Hidden Voices, Hidden Costs
Bay Area Rapid Transit, better known as BART, runs all over the Bay Area, across city lines, school districts, and even bodies of water, connecting people from all walks of earth. For just a few dollars, some of the wealthiest in the world are linked to some of the poorest. My story starts on BART riding from Downtown Berkeley, home to social activists, students and academics alike, to Hayward, a city ranked highly for its diversity of ethnicities, languages, and people. Riding on BART, it is easy to see the disparity among neighborhoods and from stop to stop. The Bay Area is undeniably at an interesting point in its history. It is home to the tech industry while concurrently seen as home to one of the most prolific human trafficking rings in the United States and plentiful domestic violence cases. It is difficult not to wonder if the two are not connected — especially with regard to the hegemonic, male-centered society that perpetuates inequality and pay gaps.
The housing crisis in California has an epicenter: the Bay Area. Rents have spiked. Jobs have been lost. Startups have replaced family-owned local businesses. The tech industry and all that follow with this prospering but exclusive industry have taken over, leaving thousands of people without homes or financial security. What was once centered in Palo Alto has seeped its way into Oakland, Hayward, and Richmond, and with that come unmeasurable consequences for the previous residents of these cities. It is now nearly impossible for low-wage earners to live in a place they once called home. Currently, as The Mercury News has noted, “it would take four minimum wage jobs to afford an apartment.” Stress of financial insecurity leaks into daily lives and has the ability to create cycles of violence as well as of poverty. The gender and racial pay gaps have sustained a trend of women having to depend on men for financial security. This, along with the notion that women are categorized to perform care work, an industry that is exploitative and unfairly waged, leads to dependent relationships that make independence nearly impossible.
I did not think about this on my BART ride from Berkeley to Hayward. I was thinking about my walk from the station to the women’s and children’s shelter where I volunteered two days a week. I was thinking about how to be discreet as I entered the building, as the shelter’s location was to be kept private. I did not want to compromise the safety of women and children at the shelter or my own. I was told that it was not uncommon for perpetrators to look for the women and children they abused.
Abuse comes in many forms, including physical, emotional, and financial.

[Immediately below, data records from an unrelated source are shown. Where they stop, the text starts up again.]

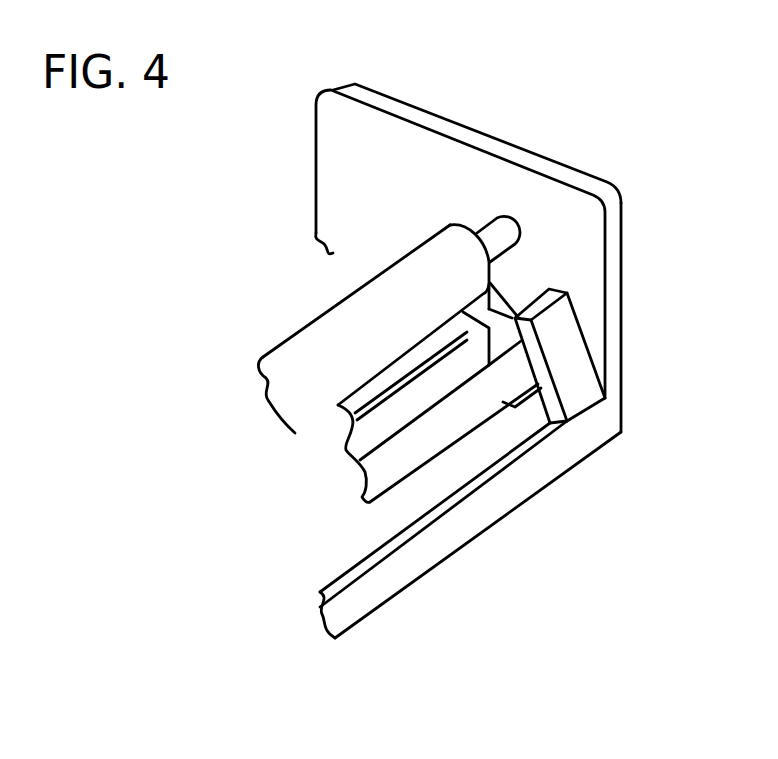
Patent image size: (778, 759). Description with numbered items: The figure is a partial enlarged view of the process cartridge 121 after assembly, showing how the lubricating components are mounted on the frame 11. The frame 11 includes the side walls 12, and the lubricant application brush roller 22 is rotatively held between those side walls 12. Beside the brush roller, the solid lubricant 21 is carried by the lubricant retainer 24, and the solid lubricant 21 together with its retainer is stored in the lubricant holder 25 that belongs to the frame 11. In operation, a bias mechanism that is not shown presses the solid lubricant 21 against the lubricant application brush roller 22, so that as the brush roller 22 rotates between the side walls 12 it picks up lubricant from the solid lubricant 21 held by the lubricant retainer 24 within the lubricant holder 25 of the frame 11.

The frame 11 is at (573, 455).
The side wall 12 is at (563, 170).
The process cartridge 121 is at (463, 114).
The solid lubricant 21 is at (348, 448).
The lubricant application brush roller 22 is at (317, 323).
The lubricant retainer 24 is at (370, 490).
The lubricant holder 25 is at (500, 440).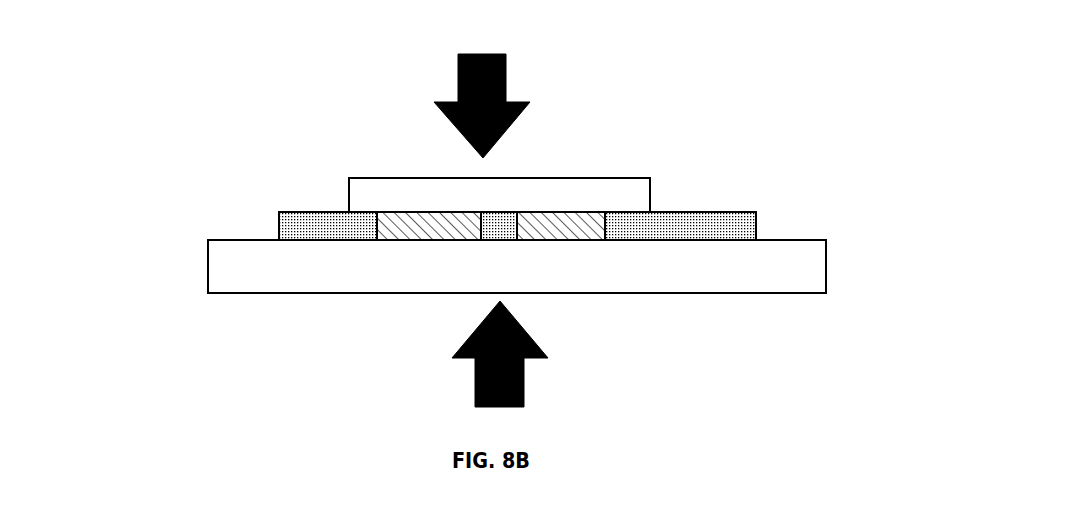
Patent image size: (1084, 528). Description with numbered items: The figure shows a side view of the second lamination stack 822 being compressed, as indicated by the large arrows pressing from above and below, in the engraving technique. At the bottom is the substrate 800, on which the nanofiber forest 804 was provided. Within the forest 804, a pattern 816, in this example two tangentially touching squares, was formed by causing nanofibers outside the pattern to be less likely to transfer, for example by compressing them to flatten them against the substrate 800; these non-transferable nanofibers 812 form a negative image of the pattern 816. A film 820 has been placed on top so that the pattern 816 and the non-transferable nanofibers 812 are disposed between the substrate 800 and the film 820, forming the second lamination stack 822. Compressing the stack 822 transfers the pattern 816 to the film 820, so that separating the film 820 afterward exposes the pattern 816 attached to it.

To go to one of these shelters means you have run out of options. You are unable to be financially independent, and you have to seek shelter and help from a place that will not charge you. However, shelters can only house a certain number of women and families, and thus the turnover is fast and often due to violations of protocol, such as missing curfew or not going to counseling sessions. When this happens, these women lack options. Abuse makes everyday tasks such as keeping a job difficult and holding a job complicated. Therefore, when women and their children have to leave these shelters, they are often forced to return to their abusers.

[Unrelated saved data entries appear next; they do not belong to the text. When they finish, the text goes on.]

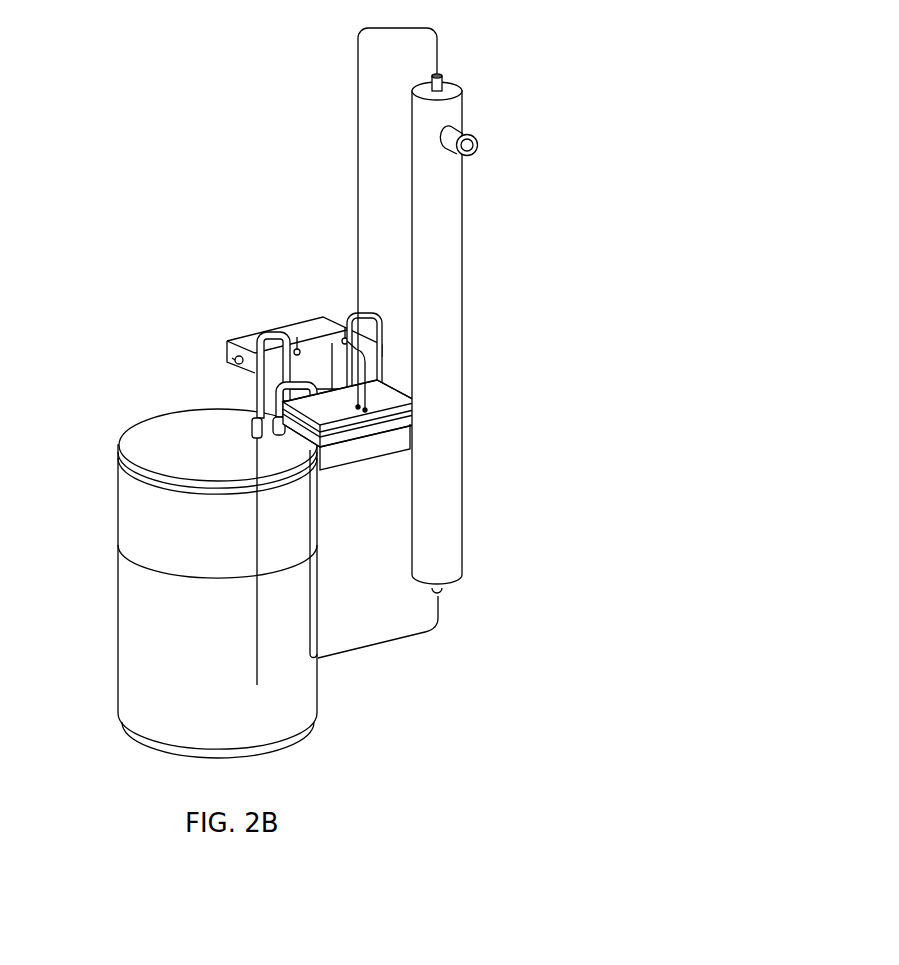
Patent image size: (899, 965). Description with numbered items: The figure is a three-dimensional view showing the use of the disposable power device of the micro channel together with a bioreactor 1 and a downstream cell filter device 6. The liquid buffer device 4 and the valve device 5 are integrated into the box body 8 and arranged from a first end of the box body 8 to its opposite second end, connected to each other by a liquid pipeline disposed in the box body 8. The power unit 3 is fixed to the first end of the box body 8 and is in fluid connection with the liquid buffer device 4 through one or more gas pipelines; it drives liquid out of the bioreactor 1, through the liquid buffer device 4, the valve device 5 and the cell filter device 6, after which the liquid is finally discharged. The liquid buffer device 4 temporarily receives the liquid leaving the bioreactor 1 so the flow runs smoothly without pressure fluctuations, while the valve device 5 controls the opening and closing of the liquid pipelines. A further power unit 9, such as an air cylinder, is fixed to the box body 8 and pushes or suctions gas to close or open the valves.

The bioreactor 1 is at (158, 443).
The power unit 3 is at (315, 325).
The liquid buffer device 4 is at (268, 387).
The valve device 5 is at (355, 400).
The cell filter device 6 is at (440, 345).
The box body 8 is at (200, 305).
The power unit 9 is at (385, 447).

In the economic climate currently at play in California, and more specifically in the Bay Area, this is amplified. If women want to leave their abusers and take their children with them to start a new life, that takes money. That takes resources. Resources and money are not abundant for these women in the Bay Area.
I remember working with a family during my time there. The mom had three kids, one 17, one 4, and an eight-month-old baby. I grew attached to all three, working with each one on different projects during the three months they were in the shelter. One week, I was helping the 17-year-old look at community college applications and reading stories with the younger two, and the next week, they were all gone. I asked my co-worker if she knew where they had gone, with my fingers crossed — hoping maybe that the mom had found a job and they were going to live somewhere new. Sadly, she told me that their mom had broken one too many rules and that they had been asked to leave. They had returned to the father of the two youngest children, the very man that had forced them to move to the shelter. I was horrified. My colleague told me that survivors return to their perpetrator an average of seven times before fully escaping — if they ever do. I have never been able to verify that statistic, but it travels with me every day. At first I was frustrated with their mother, for taking them back into that toxic environment.
However, over my course of time at the shelter, I began to have a different view. I realized that my frustration came from a privileged point of view, and that privilege had clouded my judgement. These women, more often than not, are women of color, and they are not given the same options as I am and as are so many white women and men are, due not only to systematic racism, but also to the tech industry shifting the job market away from what people are used to and away from their learned skills. This is not to say that the tech industry has not brought about positive change in some respects, but for these women in the Bay Area, this shift has led to financial insecurity and increased vulnerability.
Riding home on BART each afternoon gave me time to think over my experiences at the shelter and what I had seen and heard from the women and children living there. They knew what was happening to the job and housing market, and they knew that the forms of abuse they were experiencing were toxic for themselves and their children, but they also knew they had to survive and they had to protect their children. It is nearly impossible to escape systems of oppression and to fight for justice when you have to think about what you are going to put on the table each night. Despite living in a city where the tech industry is closing down local businesses left and right and bringing in more privileged people to gentrify block after block, I have no doubt in my mind that women will resist, and women will persist in the cities they call home as long as we give them the space to be seen and heard.